Shoes of Prey Ceases Trading

After almost a decade in e-commerce, Shoes of Prey has announced a ‘pause’ in business as it considers its options. An announcement on its website reads:

When we started Shoes of Prey back in 2009, we couldn’t have dreamed that we would have the opportunity to share in such an incredible adventure. And you were the most wonderful people to have that adventure with. Today we’re pausing to consider our options for the future of our business, and we have stopped taking orders. We have reviewed all of our orders and if we see that we are unable to make your shoes, you will be fully refunded. 

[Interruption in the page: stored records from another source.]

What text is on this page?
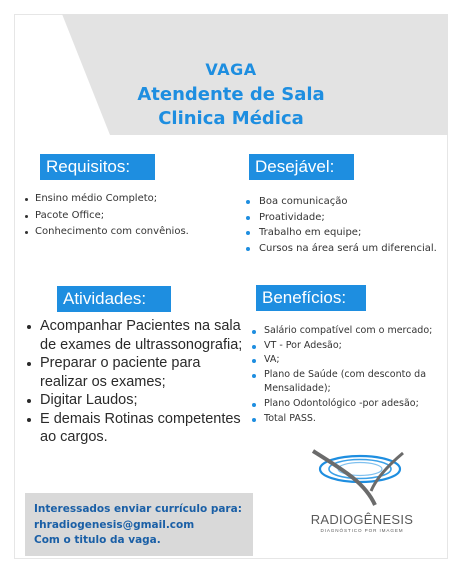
VAGA
Atendente de Sala
Clinica Médica
Requisitos:
Ensino médio Completo;
Pacote Office;
Conhecimento com convênios.
Desejável:
Boa comunicação
Proatividade;
Trabalho em equipe;
Cursos na área será um diferencial.
Atividades:
Acompanhar Pacientes na sala de exames de ultrassonografia;
Preparar o paciente para realizar os exames;
Digitar Laudos;
E demais Rotinas competentes ao cargos.
Benefícios:
Salário compatível com o mercado;
VT - Por Adesão;
VA;
Plano de Saúde (com desconto da Mensalidade);
Plano Odontológico -por adesão;
Total PASS.
Interessados enviar currículo para:
rhradiogenesis@gmail.com
Com o titulo da vaga.
RADIOGÊNESIS
DIAGNÓSTICO POR IMAGEM
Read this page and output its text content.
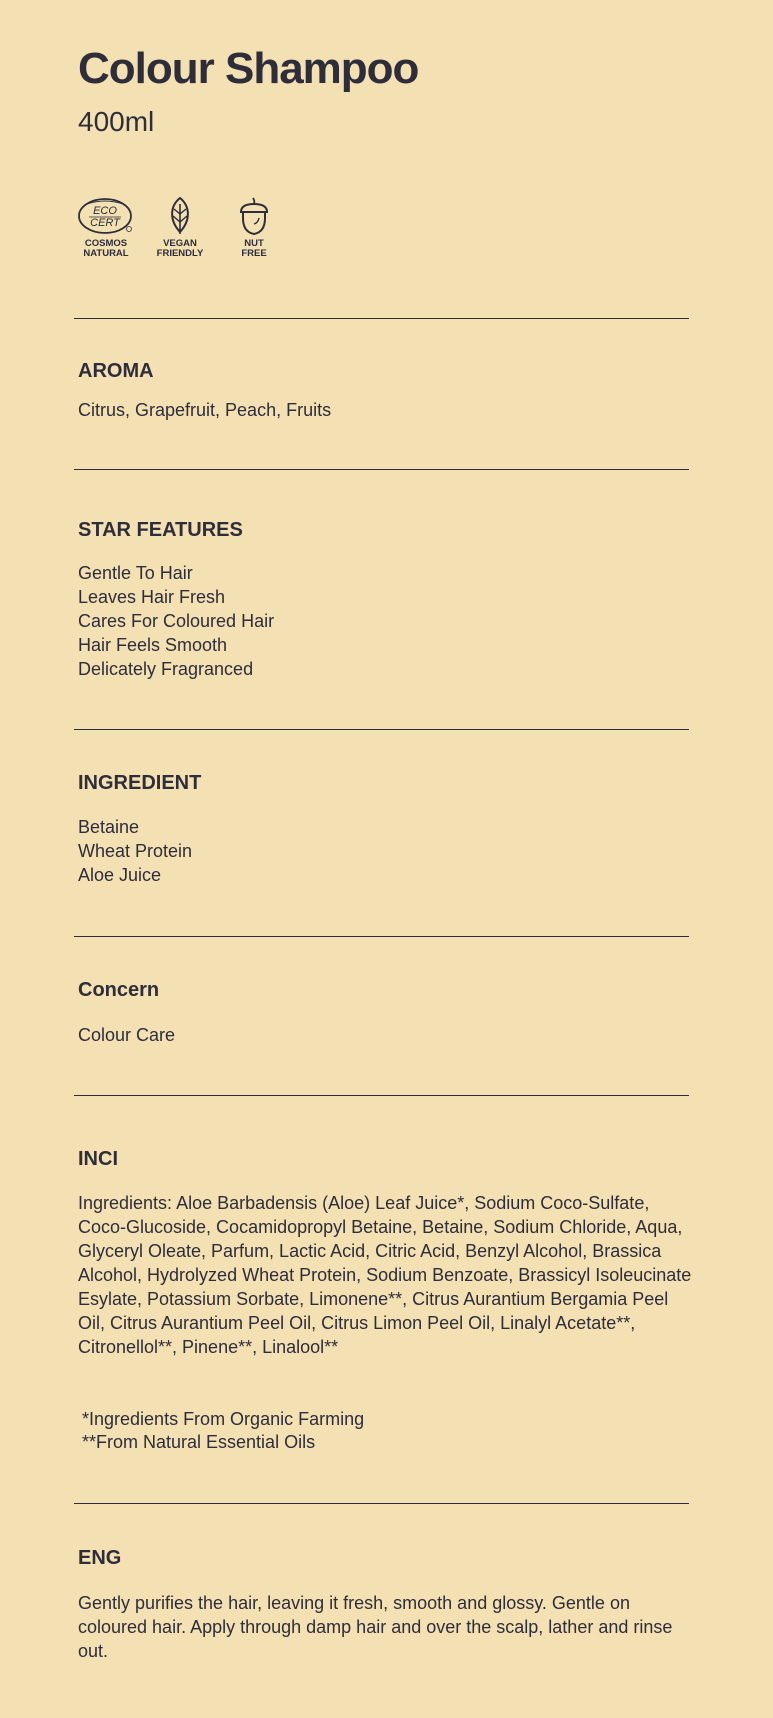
Colour Shampoo
400ml
ECO
CERT
COSMOS
NATURAL
VEGAN
FRIENDLY
NUT
FREE
AROMA

Citrus, Grapefruit, Peach, Fruits

STAR FEATURES
Gentle To Hair
Leaves Hair Fresh
Cares For Coloured Hair
Hair Feels Smooth
Delicately Fragranced
INGREDIENT
Betaine
Wheat Protein
Aloe Juice
Concern

Colour Care

INCI

Ingredients: Aloe Barbadensis (Aloe) Leaf Juice*, Sodium Coco-Sulfate, Coco-Glucoside, Cocamidopropyl Betaine, Betaine, Sodium Chloride, Aqua, Glyceryl Oleate, Parfum, Lactic Acid, Citric Acid, Benzyl Alcohol, Brassica Alcohol, Hydrolyzed Wheat Protein, Sodium Benzoate, Brassicyl Isoleucinate Esylate, Potassium Sorbate, Limonene**, Citrus Aurantium Bergamia Peel Oil, Citrus Aurantium Peel Oil, Citrus Limon Peel Oil, Linalyl Acetate**, Citronellol**, Pinene**, Linalool**

*Ingredients From Organic Farming
**From Natural Essential Oils
ENG

Gently purifies the hair, leaving it fresh, smooth and glossy. Gentle on coloured hair. Apply through damp hair and over the scalp, lather and rinse out.
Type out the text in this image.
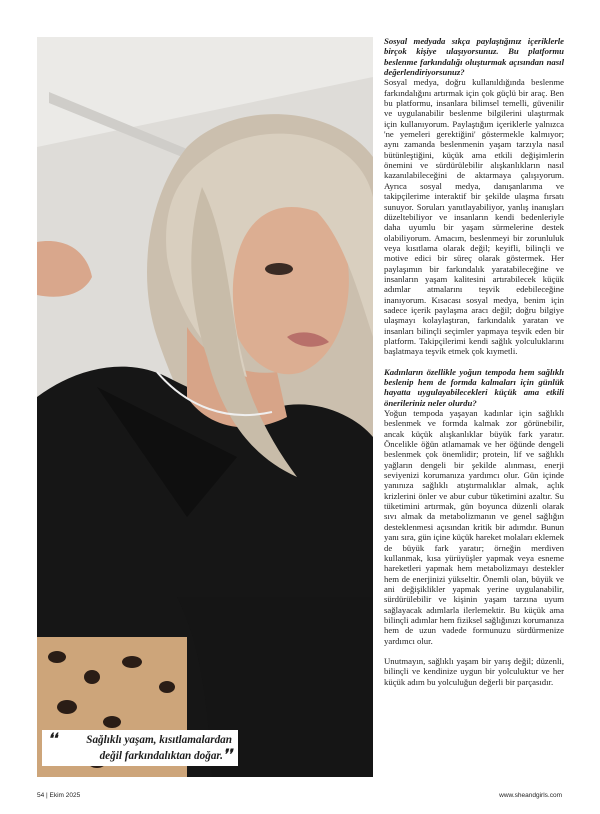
❛❛	Sağlıklı yaşam, kısıtlamalardan
değil farkındalıktan doğar.❜❜

Sosyal medyada sıkça paylaştığınız içeriklerle birçok kişiye ulaşıyorsunuz. Bu platformu beslenme farkındalığı oluşturmak açısından nasıl değerlendiriyorsunuz?

Sosyal medya, doğru kullanıldığında beslenme farkındalığını artırmak için çok güçlü bir araç. Ben bu platformu, insanlara bilimsel temelli, güvenilir ve uygulanabilir beslenme bilgilerini ulaştırmak için kullanıyorum. Paylaştığım içeriklerle yalnızca 'ne yemeleri gerektiğini' göstermekle kalmıyor; aynı zamanda beslenmenin yaşam tarzıyla nasıl bütünleştiğini, küçük ama etkili değişimlerin önemini ve sürdürülebilir alışkanlıkların nasıl kazanılabileceğini de aktarmaya çalışıyorum. Ayrıca sosyal medya, danışanlarıma ve takipçilerime interaktif bir şekilde ulaşma fırsatı sunuyor. Soruları yanıtlayabiliyor, yanlış inanışları düzeltebiliyor ve insanların kendi bedenleriyle daha uyumlu bir yaşam sürmelerine destek olabiliyorum. Amacım, beslenmeyi bir zorunluluk veya kısıtlama olarak değil; keyifli, bilinçli ve motive edici bir süreç olarak göstermek. Her paylaşımın bir farkındalık yaratabileceğine ve insanların yaşam kalitesini artırabilecek küçük adımlar atmalarını teşvik edebileceğine inanıyorum. Kısacası sosyal medya, benim için sadece içerik paylaşma aracı değil; doğru bilgiye ulaşmayı kolaylaştıran, farkındalık yaratan ve insanları bilinçli seçimler yapmaya teşvik eden bir platform. Takipçilerimi kendi sağlık yolculuklarını başlatmaya teşvik etmek çok kıymetli.

Kadınların özellikle yoğun tempoda hem sağlıklı beslenip hem de formda kalmaları için günlük hayatta uygulayabilecekleri küçük ama etkili önerileriniz neler olurdu?

Yoğun tempoda yaşayan kadınlar için sağlıklı beslenmek ve formda kalmak zor görünebilir, ancak küçük alışkanlıklar büyük fark yaratır. Öncelikle öğün atlamamak ve her öğünde dengeli beslenmek çok önemlidir; protein, lif ve sağlıklı yağların dengeli bir şekilde alınması, enerji seviyenizi korumanıza yardımcı olur. Gün içinde yanınıza sağlıklı atıştırmalıklar almak, açlık krizlerini önler ve abur cubur tüketimini azaltır. Su tüketimini artırmak, gün boyunca düzenli olarak sıvı almak da metabolizmanın ve genel sağlığın desteklenmesi açısından kritik bir adımdır. Bunun yanı sıra, gün içine küçük hareket molaları eklemek de büyük fark yaratır; örneğin merdiven kullanmak, kısa yürüyüşler yapmak veya esneme hareketleri yapmak hem metabolizmayı destekler hem de enerjinizi yükseltir. Önemli olan, büyük ve ani değişiklikler yapmak yerine uygulanabilir, sürdürülebilir ve kişinin yaşam tarzına uyum sağlayacak adımlarla ilerlemektir. Bu küçük ama bilinçli adımlar hem fiziksel sağlığınızı korumanıza hem de uzun vadede formunuzu sürdürmenize yardımcı olur.

Unutmayın, sağlıklı yaşam bir yarış değil; düzenli, bilinçli ve kendinize uygun bir yolculuktur ve her küçük adım bu yolculuğun değerli bir parçasıdır.

54 | Ekim 2025	www.sheandgirls.com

Founded by Michael Fox, Mike Knapp and Jodie Fox in Sydney in 2009, the company is one of the original Australian e-commerce success stories, arguably one of the first retailers to successfully bring customisation and personalisation mainstream. In 2014 it closed a US$5.5m Series A round with Khosla Ventures and in 2015 it secured US$15.5 million in series B capital raising, led by BlueSky Venture Capital, with Greycroft and Nordstrom coming on board as new equity partners. This brought the company’s total combined funding to US$24.6 million.

Shoes of Prey makes its announcement on social media.

In 2016 it announced that it would closing its physical presence at David Jones’ flagship store in Sydney and all outlets in Nordstrom. In November that year, Knapp announced that he would be leaving the company, stepping down as CTO (but remaining an investor).

While the signs may have been there, it is still a shock to the e-commerce industry. The company has been the recipient of many awards over the years with the Founders sharing their advice and expertise to many on the same journey. Today Fox made a statement via instagram that gave some insight into what the struggling company had been facing:

When we started Shoes of Prey nearly ten years ago, we had a grand vision for what the future of fashion retail might look like. We believed that women shouldn’t just settle for mass-produced styles and sizes that were chosen for them. We saw a future where women around the world could design their own shoe, in their absolutely perfect size, and have it made just for them.

The early signs were great, from the local market stalls to our first global online orders, it was clear we had created something people enjoyed and appreciated. As a business we were profitable very early, and we brought on board world-class investors and advisors to help us realise our vision.

In the years that followed we tested many channels to scale what we had created…All the indicators for our testing were great – things like NPS, basket size and more were all positive and pointed to a healthy future. We took on more funding from intelligent, visionary investors who saw the same potential we saw, invested in R&D, and welcomed more great teammates to Shoes of Prey, along with millions of customers around the world…

However, just like every company, behind the scenes, we faced struggles. While all the indicators and data were positive, we were not able to truly crack mass-market adoption. We remain passionate and positive about our vision for the future of fashion retail. But we are making the difficult decision today to pause orders and actively assess all our options to either sell, or at a later date, reboot the business with substantial changes.

It’s certainly a stark reminder for Australian businesses that no matter the benchmarks of ‘success’, no one is immune from struggles and longevity isn’t guaranteed, even with continuous market testing, experts and millions in funding. It is yet to be announced how long this ‘pause’ in business will last and what the outcome will be for Shoes of Prey, its employees and its investors.